What doesn't kill you makes you stronger, is what some bullish pound speculators might be thinking right now. When Brexit-related uncertainty was at its peak towards the end of last year and in early parts of 2019, the GBP/USD and other pound crosses fell sharply across the board. Yet, since the turn of the year, the GBP/USD has actually been pushing higher despite the bears throwing the kitchen sink at the beleaguered currency. With the worst-case scenario, which is a no-deal Brexit all but ruled out, anything else should be good news for the pound.
For this reason, I can’t see why the GBP/USD should create a new low for the year sub 1.2440. If anything, I am expecting the exchange rate to appreciate going forward after its recent pullback from the 1.3380 peak, as speculators price out the prospects of a messy exit from the EU. In fact, according the latest positioning data from the CFTC, the GBP has flipped to net long for the first time since June 2018, as per my colleague Matt Simpson’s article HERE.
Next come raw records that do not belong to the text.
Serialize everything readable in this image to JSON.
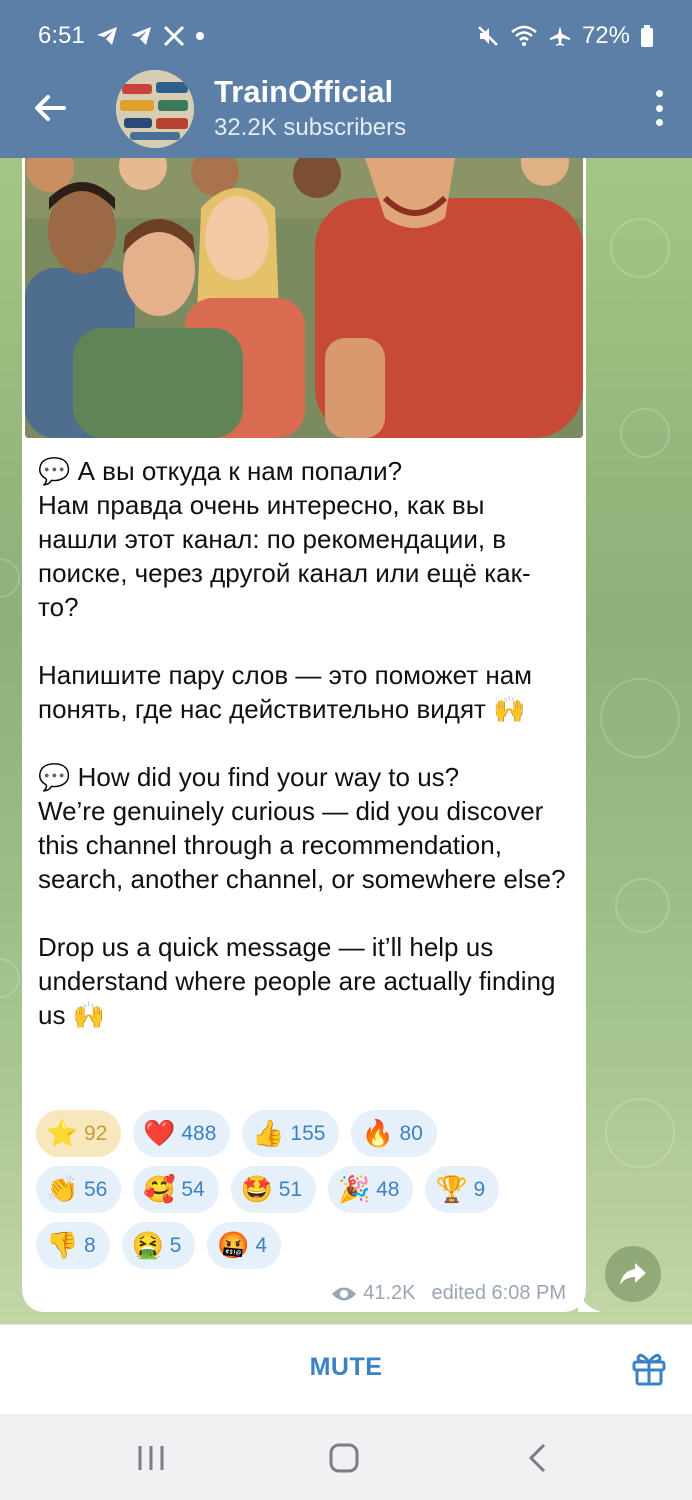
{
  "status_bar": {
    "time": "6:51",
    "battery": "72%",
    "left_icons": [
      "telegram-icon",
      "telegram-icon",
      "x-icon",
      "dot-icon"
    ],
    "right_icons": [
      "mute-icon",
      "wifi-icon",
      "airplane-icon",
      "battery-icon"
    ]
  },
  "header": {
    "title": "TrainOfficial",
    "subtitle": "32.2K subscribers"
  },
  "message": {
    "text": "💬 А вы откуда к нам попали?\nНам правда очень интересно, как вы нашли этот канал: по рекомендации, в поиске, через другой канал или ещё как-то?\n\nНапишите пару слов — это поможет нам понять, где нас действительно видят 🙌\n\n💬 How did you find your way to us?\nWe’re genuinely curious — did you discover this channel through a recommendation, search, another channel, or somewhere else?\n\nDrop us a quick message — it’ll help us understand where people are actually finding us 🙌",
    "views": "41.2K",
    "edited": "edited 6:08 PM"
  },
  "reactions": [
    [
      {
        "emoji": "⭐",
        "count": "92",
        "active": true
      },
      {
        "emoji": "❤️",
        "count": "488"
      },
      {
        "emoji": "👍",
        "count": "155"
      },
      {
        "emoji": "🔥",
        "count": "80"
      }
    ],
    [
      {
        "emoji": "👏",
        "count": "56"
      },
      {
        "emoji": "🥰",
        "count": "54"
      },
      {
        "emoji": "🤩",
        "count": "51"
      },
      {
        "emoji": "🎉",
        "count": "48"
      },
      {
        "emoji": "🏆",
        "count": "9"
      }
    ],
    [
      {
        "emoji": "👎",
        "count": "8"
      },
      {
        "emoji": "🤮",
        "count": "5"
      },
      {
        "emoji": "🤬",
        "count": "4"
      }
    ]
  ],
  "bottom": {
    "mute_label": "MUTE"
  },
  "colors": {
    "header": "#5b7fa6",
    "accent": "#3b82c5",
    "star_reaction": "#f6e7bd"
  }
}
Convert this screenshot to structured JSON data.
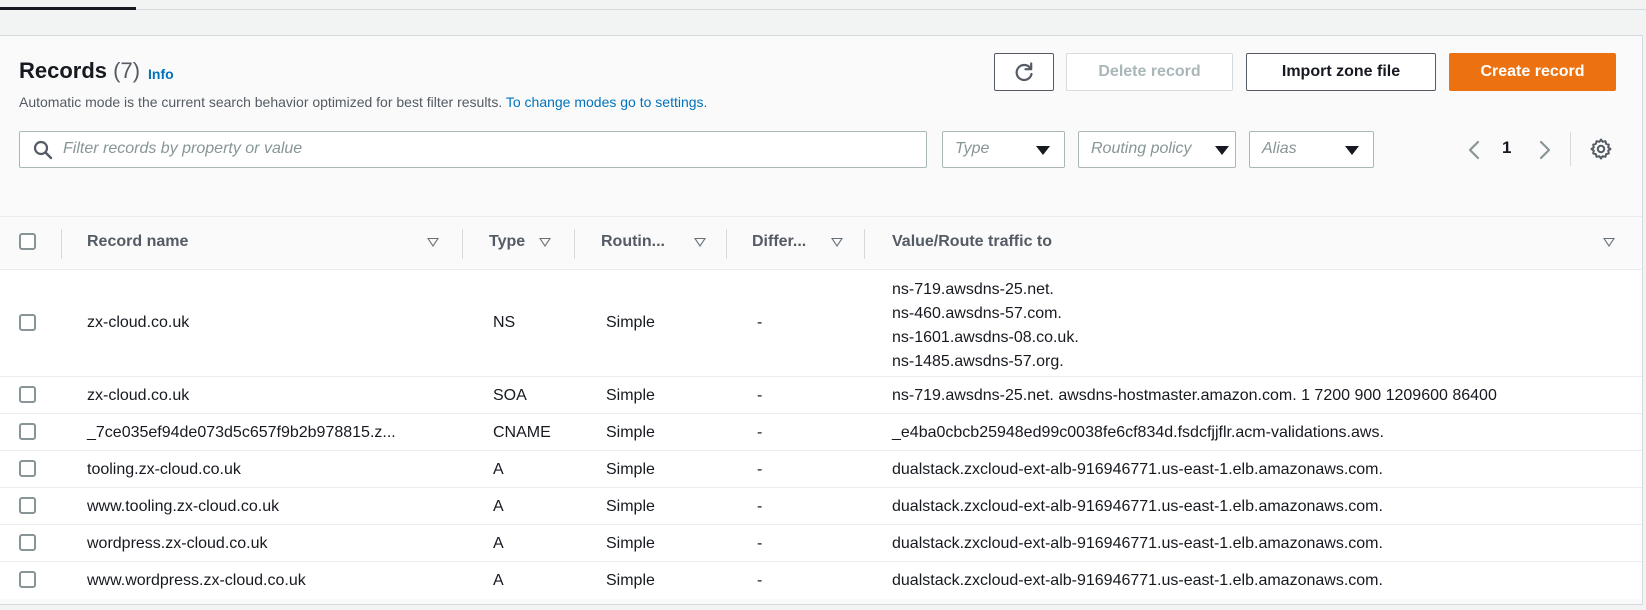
{
  "header": {
    "title": "Records",
    "count": "(7)",
    "info": "Info",
    "description": "Automatic mode is the current search behavior optimized for best filter results.",
    "settings_link": "To change modes go to settings."
  },
  "toolbar": {
    "refresh_icon": "refresh-icon",
    "delete_label": "Delete record",
    "import_label": "Import zone file",
    "create_label": "Create record",
    "create_color": "#ec7211"
  },
  "filters": {
    "search_placeholder": "Filter records by property or value",
    "type_placeholder": "Type",
    "routing_placeholder": "Routing policy",
    "alias_placeholder": "Alias"
  },
  "pagination": {
    "current_page": "1"
  },
  "table": {
    "columns": [
      "Record name",
      "Type",
      "Routin...",
      "Differ...",
      "Value/Route traffic to"
    ],
    "rows": [
      {
        "name": "zx-cloud.co.uk",
        "type": "NS",
        "routing": "Simple",
        "diff": "-",
        "values": [
          "ns-719.awsdns-25.net.",
          "ns-460.awsdns-57.com.",
          "ns-1601.awsdns-08.co.uk.",
          "ns-1485.awsdns-57.org."
        ]
      },
      {
        "name": "zx-cloud.co.uk",
        "type": "SOA",
        "routing": "Simple",
        "diff": "-",
        "values": [
          "ns-719.awsdns-25.net. awsdns-hostmaster.amazon.com. 1 7200 900 1209600 86400"
        ]
      },
      {
        "name": "_7ce035ef94de073d5c657f9b2b978815.z...",
        "type": "CNAME",
        "routing": "Simple",
        "diff": "-",
        "values": [
          "_e4ba0cbcb25948ed99c0038fe6cf834d.fsdcfjjflr.acm-validations.aws."
        ]
      },
      {
        "name": "tooling.zx-cloud.co.uk",
        "type": "A",
        "routing": "Simple",
        "diff": "-",
        "values": [
          "dualstack.zxcloud-ext-alb-916946771.us-east-1.elb.amazonaws.com."
        ]
      },
      {
        "name": "www.tooling.zx-cloud.co.uk",
        "type": "A",
        "routing": "Simple",
        "diff": "-",
        "values": [
          "dualstack.zxcloud-ext-alb-916946771.us-east-1.elb.amazonaws.com."
        ]
      },
      {
        "name": "wordpress.zx-cloud.co.uk",
        "type": "A",
        "routing": "Simple",
        "diff": "-",
        "values": [
          "dualstack.zxcloud-ext-alb-916946771.us-east-1.elb.amazonaws.com."
        ]
      },
      {
        "name": "www.wordpress.zx-cloud.co.uk",
        "type": "A",
        "routing": "Simple",
        "diff": "-",
        "values": [
          "dualstack.zxcloud-ext-alb-916946771.us-east-1.elb.amazonaws.com."
        ]
      }
    ]
  }
}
This is potentially good news and if we see financial speculators further expand their bullish bets on sterling, then we may see the GBP/USD start to move decidedly north of the pivotal 1.30 area over the coming weeks. Indeed, there’s plenty of time from now until the new “Halloween” Brexit deadline of 31st October for the GBP/USD to move around in its existing wide range, with the next move likely to be higher – in our view – for the reasons stated above.
The key risk to this outlook is if the dollar were to sharply extend its rally, which we can’t rule out given that the Dollar Index is sitting right below the key 97.70 resistance level ahead of the publication of US GDP on Friday.